Levy’s reputation has been damaged by a series of misjudgments, from the hasty decision to join the European Super League to the even hastier hiring of Nuno Espirito Santo.

Mingled with the boos and chants against Nuno during Saturday’s defeat to Manchester United, which ultimately prompted Levy to sack the Portuguese on Monday, there were calls for the chairman to go.

Whether or not Conte is a success at Spurs, Levy could remain in charge of the club for another five or even 10 years but there is a sense that the heat from fans would become particularly intense if another appointment blows up in his face.

After failing to back Mauricio Pochettino and then two misjudged managerial appointments in Jose Mourinho and Nuno, there is a certain irony that Levy has ended up with a genuinely world-class coach, one of the top five in the world, and by far the best available free agent to fill Spurs’ vacant managerial position.

The arrival of Conte immediately eases the pressure on Levy and further strengthens the position of Fabio Paratici, who, in one fell swoop, has entirely justified his appointment as managing director by landing his friend at the second attempt.

Spurs would surely not have managed to attract a world-class coach in their current state without the influence of Paratici, who worked with Conte at Juventus and convinced him to join the club on Monday night.

Paratici first tried to appoint his compatriot in June as a permanent successor to Mourinho but talks broke down over Conte’s apparent concerns over the club’s blueprint for success, with Spurs sources briefing that the 52-year-old was reluctant to work with young players.

The big question now is: what has changed?
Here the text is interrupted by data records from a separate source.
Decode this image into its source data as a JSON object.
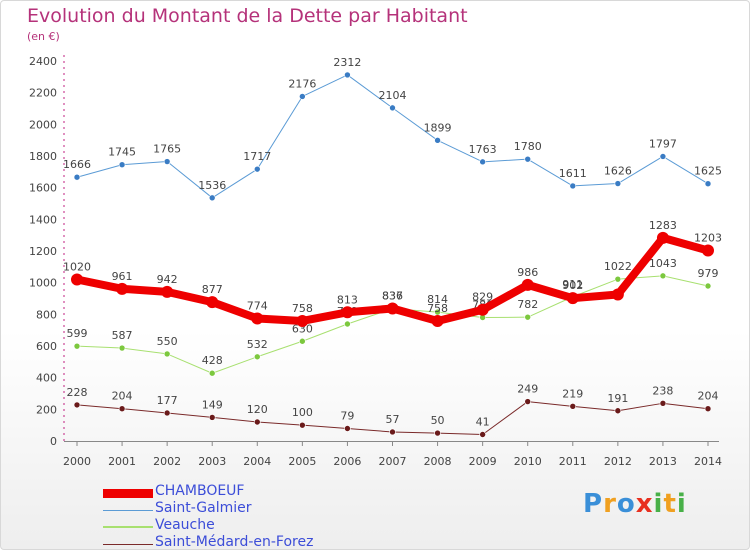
{
  "title": "Evolution du Montant de la Dette par Habitant",
  "subtitle": "(en €)",
  "logo": {
    "text": "Proxiti",
    "letters": [
      "P",
      "r",
      "o",
      "x",
      "i",
      "t",
      "i"
    ],
    "colors": [
      "#3a8fd8",
      "#f0a020",
      "#3a8fd8",
      "#e83020",
      "#48b048",
      "#f0a020",
      "#48b048"
    ]
  },
  "chart_data": {
    "type": "line",
    "x": [
      "2000",
      "2001",
      "2002",
      "2003",
      "2004",
      "2005",
      "2006",
      "2007",
      "2008",
      "2009",
      "2010",
      "2011",
      "2012",
      "2013",
      "2014"
    ],
    "ylim": [
      0,
      2400
    ],
    "yticks": [
      "0",
      "200",
      "400",
      "600",
      "800",
      "1000",
      "1200",
      "1400",
      "1600",
      "1800",
      "2000",
      "2200",
      "2400"
    ],
    "grid": false,
    "legend_position": "bottom-left",
    "series": [
      {
        "name": "Saint-Galmier",
        "color": "#5b9bd5",
        "dot": "#3a7cc4",
        "width": 1,
        "values": [
          1666,
          1745,
          1765,
          1536,
          1717,
          2176,
          2312,
          2104,
          1899,
          1763,
          1780,
          1611,
          1626,
          1797,
          1625
        ],
        "labels": [
          "1666",
          "1745",
          "1765",
          "1536",
          "1717",
          "2176",
          "2312",
          "2104",
          "1899",
          "1763",
          "1780",
          "1611",
          "1626",
          "1797",
          "1625"
        ]
      },
      {
        "name": "Veauche",
        "color": "#a8e070",
        "dot": "#7cc83e",
        "width": 1,
        "values": [
          599,
          587,
          550,
          428,
          532,
          630,
          739,
          836,
          814,
          780,
          782,
          911,
          1022,
          1043,
          979
        ],
        "labels": [
          "599",
          "587",
          "550",
          "428",
          "532",
          "630",
          "739",
          "836",
          "814",
          "780",
          "782",
          "911",
          "1022",
          "1043",
          "979"
        ]
      },
      {
        "name": "CHAMBOEUF",
        "color": "#ee0000",
        "dot": "#ee0000",
        "width": 8,
        "values": [
          1020,
          961,
          942,
          877,
          774,
          758,
          813,
          837,
          758,
          829,
          986,
          902,
          925,
          1283,
          1203
        ],
        "labels": [
          "1020",
          "961",
          "942",
          "877",
          "774",
          "758",
          "813",
          "837",
          "758",
          "829",
          "986",
          "902",
          "",
          "1283",
          "1203"
        ]
      },
      {
        "name": "Saint-Médard-en-Forez",
        "color": "#7a2a2a",
        "dot": "#6a1a1a",
        "width": 1,
        "values": [
          228,
          204,
          177,
          149,
          120,
          100,
          79,
          57,
          50,
          41,
          249,
          219,
          191,
          238,
          204
        ],
        "labels": [
          "228",
          "204",
          "177",
          "149",
          "120",
          "100",
          "79",
          "57",
          "50",
          "41",
          "249",
          "219",
          "191",
          "238",
          "204"
        ]
      }
    ],
    "legend": [
      {
        "name": "CHAMBOEUF",
        "color": "#ee0000",
        "width": 9
      },
      {
        "name": "Saint-Galmier",
        "color": "#5b9bd5",
        "width": 1
      },
      {
        "name": "Veauche",
        "color": "#a8e070",
        "width": 2
      },
      {
        "name": "Saint-Médard-en-Forez",
        "color": "#7a2a2a",
        "width": 1
      }
    ]
  }
}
For one thing, Conte is itching to return to work, having walked out on Inter Milan at the end of last season, but, more importantly, Spurs are thought to have made more concessions, promising the former Chelsea boss money to reshape the squad and more control over transfer targets.

An obvious concern is the club’s ability to satisfy Conte’s demands but the narrative around Levy refusing to back his managers is gradually changing. As promised by the chairman, there has been a clear uptick in Tottenham’s willingness to spend big since moving to the new stadium.

Last summer, they agreed to deals worth over £100million, even if £42m on Cristian Romero has been deferred until next year, while they have also recruited big-money signings in Giovani Lo Celso and Tanguy Ndombele since moving to their new home. Spurs should be able to satisfy Conte, at least initially.

While Conte's appointment is an impressive coup and a show of ambition from Spurs, immediately returning them to relevance and potentially leaving Nuno's reign as a forgettable footnote, it nonetheless speaks to one of the enduring criticisms of Levy: that he lacks a clear and coherent vision for the football side of the club.

Everyone at Spurs spent Nuno’s tenure talking earnestly about starting a new cycle and looking long-term but Conte has little truck for building from the bottom.

He has made a career on achieving instant success and shown a willingness to be pragmatic and short-termist in the pursuit of it, so with his appointment on an 18-month contract Spurs have effectively abandoned a new four-or five-year cycle in favour of a push towards quick glory.

That said, there is far more quality at Spurs than the squad showed under Mourinho or Nuno, and there is perhaps no better manager in the world to immediately instil an unbreakable spirit and mentality into the group and transform the players on the training ground.

Conte has won a remarkable five titles in seven seasons, so Levy is banking on the Italian being worth ripping up his long-term strategy for. Spurs are simply not big enough to turn him down.

Such are Conte’s qualities as a head coach, there is every chance he will quickly make Spurs a force to reckoned with again, while for Levy you wonder if the appointment will work because it simply has to.